Como melhorar a pastoral familiar?  
Foi o Sínodo sobre a família a observar que a formação ainda é hoje marcada por uma forma de idealização. A pastoral familiar não era necessariamente uma grande urgência na nova evangelização, mas foi isto que até o próprio Papa pediu. Estamos perante uma forma de conversão eclesial porque da vida conjugal andámos a fazer uma forma de pastoral conexa com todas as outras ao mesmo tempo que a vida conjugal, para a maioria dos nossos cristãos, está no centro da sua vida de fé. Voltando ao tema dos métodos naturais, existem, a falar verdade, ainda alguns lugares de formação em que existe um conteúdo muito reduzido sobre este tema, ainda que um discurso em campo afetivo e sexual não deva ser improvisado.
Desde há dez anos que estou empenhado na preparação de matrimónios e vejo que há uma forma de evolução: as esperanças existem sempre, mas há novas dificuldades e crescentes acerca da imprecisão relativa à diferença entre homem-mulher, provavelmente por causa dos debates da sociedade. Os debates são mais tensos. Existe ainda a questão do matrimónio tardio: embora tendo no fundo do coração a esperança de um matrimónio duradouro, os noivos e os conviventes temem sempre mais casar-se porque veem exemplos numerosos de casais que falharam.
 
Como pode a pastoral familiar contribuir para a evangelização?

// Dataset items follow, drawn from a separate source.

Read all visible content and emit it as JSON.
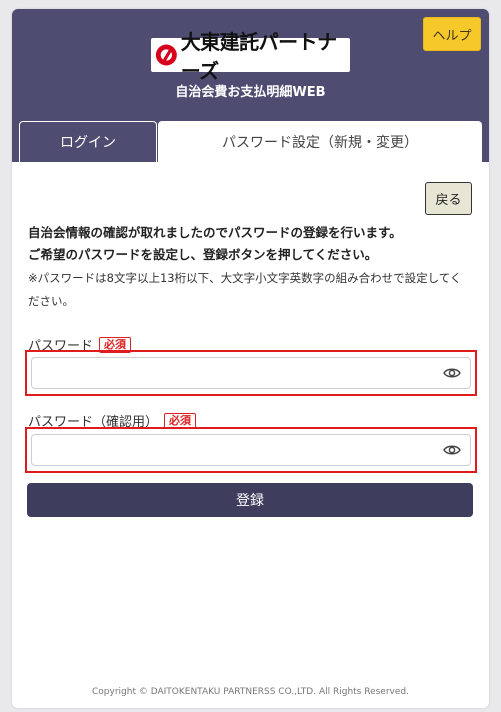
{
  "header": {
    "help_label": "ヘルプ",
    "logo_text": "大東建託パートナーズ",
    "app_title": "自治会費お支払明細WEB"
  },
  "tabs": [
    {
      "label": "ログイン",
      "active": false
    },
    {
      "label": "パスワード設定（新規・変更）",
      "active": true
    }
  ],
  "back_label": "戻る",
  "info": {
    "line1": "自治会情報の確認が取れましたのでパスワードの登録を行います。",
    "line2": "ご希望のパスワードを設定し、登録ボタンを押してください。",
    "note_line1": "※パスワードは8文字以上13桁以下、大文字小文字英数字の組み合わせで設定してく",
    "note_line2": "ださい。"
  },
  "fields": [
    {
      "label": "パスワード",
      "required": "必須",
      "value": ""
    },
    {
      "label": "パスワード（確認用）",
      "required": "必須",
      "value": ""
    }
  ],
  "submit_label": "登録",
  "footer": "Copyright © DAITOKENTAKU PARTNERSS CO.,LTD. All Rights Reserved.",
  "colors": {
    "header_bg": "#4f4c72",
    "help_bg": "#f7c829",
    "required_red": "#d22222",
    "button_bg": "#3f3d5d"
  }
}
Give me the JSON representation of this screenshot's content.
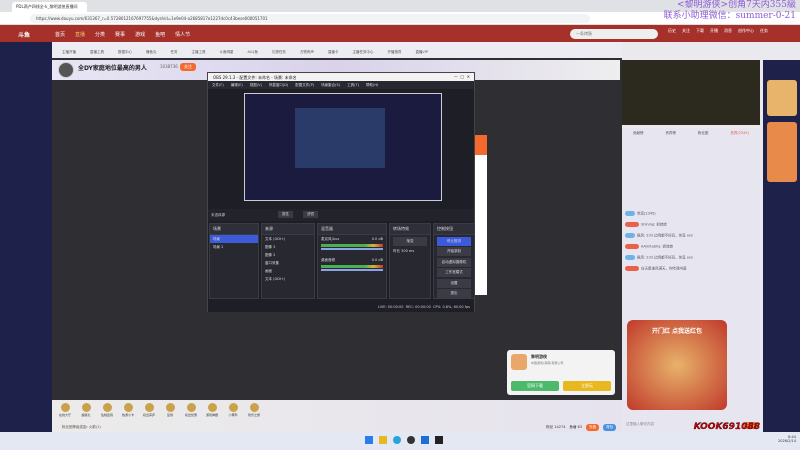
{
  "browser": {
    "tab_title": "PDL两卢四线全-k_黎明游侠直播间",
    "url": "https://www.douyu.com/631367_r=0.5728012167697755&dyshid=1e9e04-a2685817e1227dc0c43bese000051701"
  },
  "header": {
    "logo": "斗鱼",
    "nav": [
      "首页",
      "直播",
      "分类",
      "赛事",
      "游戏",
      "鱼吧",
      "情人节"
    ],
    "search_placeholder": "一条烤肠",
    "icons": [
      "历史",
      "关注",
      "下载",
      "开播",
      "消息",
      "创作中心",
      "任务"
    ]
  },
  "subnav": [
    "主播开播",
    "直播工具",
    "数据中心",
    "赚鱼丸",
    "任务",
    "主播工具",
    "斗鱼明星",
    "AI斗鱼",
    "礼物任务",
    "万物有声",
    "直播卡",
    "主播任务中心",
    "开播指导",
    "直播VIP",
    "开黑令",
    "礼物任务",
    "星光任务",
    "鱼丸商城",
    "会员"
  ],
  "streamer": {
    "title": "全DY家庭地位最高的男人",
    "room_id": "1038736",
    "follow": "关注"
  },
  "obs": {
    "title": "OBS 29.1.3 - 配置文件: 未命名 - 场景: 未命名",
    "menu": [
      "文件(F)",
      "编辑(E)",
      "视图(V)",
      "停靠窗口(D)",
      "配置文件(P)",
      "场景集合(S)",
      "工具(T)",
      "帮助(H)"
    ],
    "no_source": "未选择源",
    "properties": "属性",
    "filters": "滤镜",
    "scenes_title": "场景",
    "scenes": [
      "场景",
      "场景 2"
    ],
    "sources_title": "来源",
    "sources": [
      "文本 (GDI+)",
      "图像 3",
      "图像 2",
      "窗口采集",
      "画面",
      "文本 (GDI+)"
    ],
    "mixer_title": "混音器",
    "mixer": [
      {
        "name": "麦克风/Aux",
        "db": "0.0 dB"
      },
      {
        "name": "桌面音频",
        "db": "0.0 dB"
      }
    ],
    "transition_title": "转场特效",
    "transition": "渐变",
    "duration_label": "时长",
    "duration": "300 ms",
    "controls_title": "控制按钮",
    "controls": [
      "停止推流",
      "开始录制",
      "启动虚拟摄像机",
      "工作室模式",
      "设置",
      "退出"
    ],
    "status": {
      "live": "LIVE: 00:00:00",
      "rec": "REC: 00:00:00",
      "cpu": "CPU: 0.8%, 60.00 fps"
    }
  },
  "chat": {
    "tabs": [
      "贡献榜",
      "贵宾榜",
      "粉丝团",
      "贵宾(2345)"
    ],
    "lines": [
      "贵宾(2345)",
      "Shining: 抓娃娃",
      "稳风: 233 边境都不好玩，你真 xxx",
      "AAmitabha: 抓娃娃",
      "稳风: 233 边境都不好玩，你真 xxx",
      "白天是谁风满天，你吃我内幕"
    ],
    "input_placeholder": "这里输入聊天内容",
    "send": "发送",
    "promo": "开门红 点我送红包"
  },
  "game_card": {
    "name": "黎明游侠",
    "company": "中国游戏(海南)有限公司",
    "btn1": "官网下载",
    "btn2": "立即玩"
  },
  "gifts": [
    "在线大厅",
    "超级礼",
    "仙桃签到",
    "热游小卡",
    "初出茅庐",
    "签到",
    "初出优惠",
    "游戏神器",
    "小黄鸭",
    "欢乐之旅"
  ],
  "gift_footer": {
    "notice": "粉丝团等级奖励: 火箭(1)",
    "fans": "粉丝 14274",
    "level": "鱼塘 63",
    "btn1": "充值",
    "btn2": "背包"
  },
  "watermark": [
    "<黎明游侠>创角7天内355級",
    "联系小助理微信：summer-0-21"
  ],
  "overlay_id": "KOOK691088",
  "taskbar": {
    "time": "8:44",
    "date": "2026/2/14"
  }
}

O primeiro traço de Deus na Natureza não é a Revelação através dos profetas, mas a vida conjugal, no Livro do Génesis. Tratar da vida conjugal é já evangelização, ainda que não seja explícita a citar o nome de Cristo. Não se deve fazer, desde o início, uma dicotomia entre a vida conjugal e a evangelização explícita de Cristo. Por outro lado, a evangelização faz-se também através do acolhimento fraterno. Este é o ponto forte da Escola de vida conjugal que acolhe conviventes aos quais, demasiadas vezes, foi dito, desde os inícios, como uma forma de juízo negativo "não estais ainda casados". A EVC (Escola de Vida Conjugal) ainda não é uma preparação para o matrimónio mas um acolhimento, em si mesmo já evangelizador, por parte da comunidade cristã para ajudar na vida conjugal.